MF Global's Edith O'Brien Talks Deal with Justice – (www.fins.com) The star witness in a congressional hearing about MF Global Holdings Ltd.'s collapse has told Justice Department representatives through her lawyers details about transactions that ended up dipping into customer funds, people familiar with the matter said. But Edith O'Brien, the assistant treasurer at MF Global, isn't expected to reveal those details when she appears at Wednesday's hearing of the House Financial Services Committee's oversight and investigations subcommittee. O'Brien plans to invoke her constitutional right against self-incrimination and to decline to answer questions, people familiar with the matter said.
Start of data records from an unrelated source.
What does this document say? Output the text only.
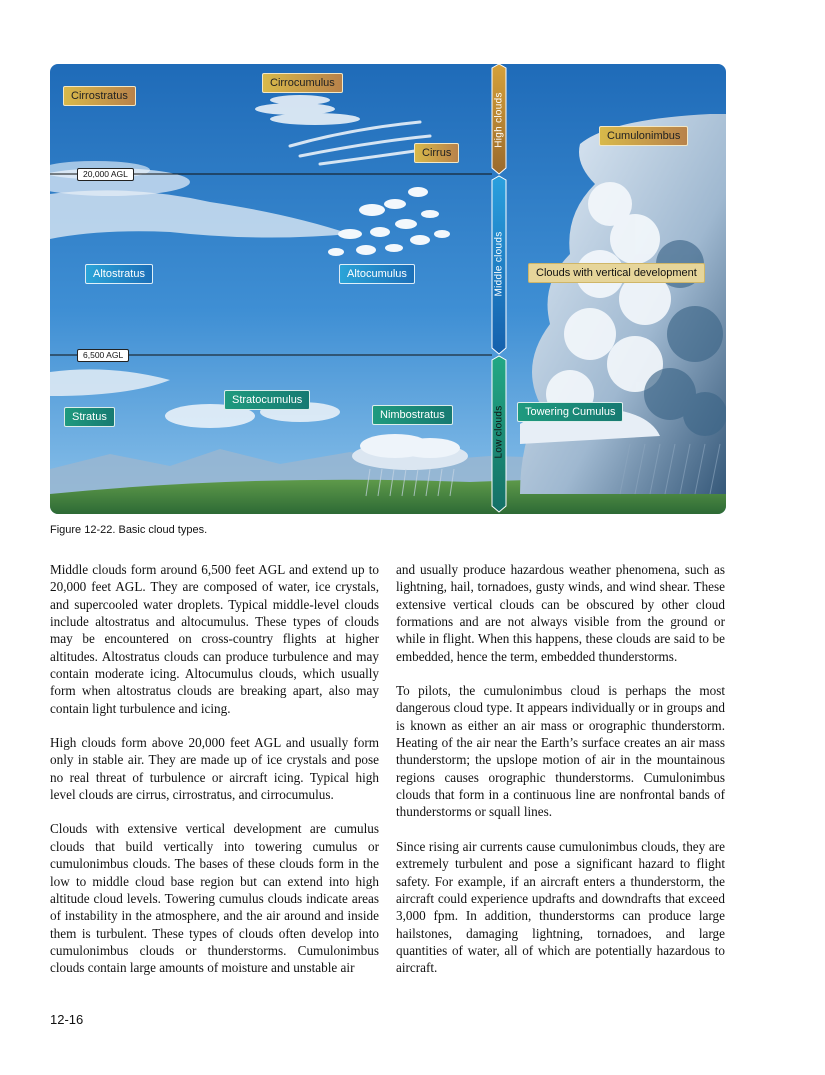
High clouds
Middle clouds
Low clouds
20,000 AGL
6,500 AGL
Cirrostratus
Cirrocumulus
Cirrus
Cumulonimbus
Altostratus	Altocumulus	Clouds with vertical development
Stratocumulus
Stratus	Nimbostratus	Towering Cumulus
Figure 12-22. Basic cloud types.

Middle clouds form around 6,500 feet AGL and extend up to 20,000 feet AGL. They are composed of water, ice crystals, and supercooled water droplets. Typical middle-level clouds include altostratus and altocumulus. These types of clouds may be encountered on cross-country flights at higher altitudes. Altostratus clouds can produce turbulence and may contain moderate icing. Altocumulus clouds, which usually form when altostratus clouds are breaking apart, also may contain light turbulence and icing.

High clouds form above 20,000 feet AGL and usually form only in stable air. They are made up of ice crystals and pose no real threat of turbulence or aircraft icing. Typical high level clouds are cirrus, cirrostratus, and cirrocumulus.

Clouds with extensive vertical development are cumulus clouds that build vertically into towering cumulus or cumulonimbus clouds. The bases of these clouds form in the low to middle cloud base region but can extend into high altitude cloud levels. Towering cumulus clouds indicate areas of instability in the atmosphere, and the air around and inside them is turbulent. These types of clouds often develop into cumulonimbus clouds or thunderstorms. Cumulonimbus clouds contain large amounts of moisture and unstable air

and usually produce hazardous weather phenomena, such as lightning, hail, tornadoes, gusty winds, and wind shear. These extensive vertical clouds can be obscured by other cloud formations and are not always visible from the ground or while in flight. When this happens, these clouds are said to be embedded, hence the term, embedded thunderstorms.

To pilots, the cumulonimbus cloud is perhaps the most dangerous cloud type. It appears individually or in groups and is known as either an air mass or orographic thunderstorm. Heating of the air near the Earth’s surface creates an air mass thunderstorm; the upslope motion of air in the mountainous regions causes orographic thunderstorms. Cumulonimbus clouds that form in a continuous line are nonfrontal bands of thunderstorms or squall lines.

Since rising air currents cause cumulonimbus clouds, they are extremely turbulent and pose a significant hazard to flight safety. For example, if an aircraft enters a thunderstorm, the aircraft could experience updrafts and downdrafts that exceed 3,000 fpm. In addition, thunderstorms can produce large hailstones, damaging lightning, tornadoes, and large quantities of water, all of which are potentially hazardous to aircraft.

12-16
FHA is the Next Housing Bailout - (www.cagw.org) An FHA audit released on November 15, 2011 revealed that the insurance fund has a 50 percent chance of requiring a bailout in the near term. The audit exposed the fact that the fund has only $2.6 billion in cash reserves to back up $1.1 trillion in FHA-insured mortgages. The reserves were $4.7 billion in 2010. This marks the fourth year in a row that the fund has operated below its statutorily required minimum capital requirements of 2 percent. At this level, the FHA is operating with a 422:1 leverage ratio, yet FHA officials have deemed the chances of an FHA bailout slim. However, that prediction is only as reliable as the FHA’s shaky underlying assumptions. For example, the audit estimates that housing prices will rise by 18 percent over the next several years, when most analysts expect housing prices to rise by no more than about 8 percent, if at all. Should housing prices fall short of the FHA’s predictions, the audit projects a “situation in which the current portfolio would require additional support” from the taxpayers, possibly as much as $43.2 billion.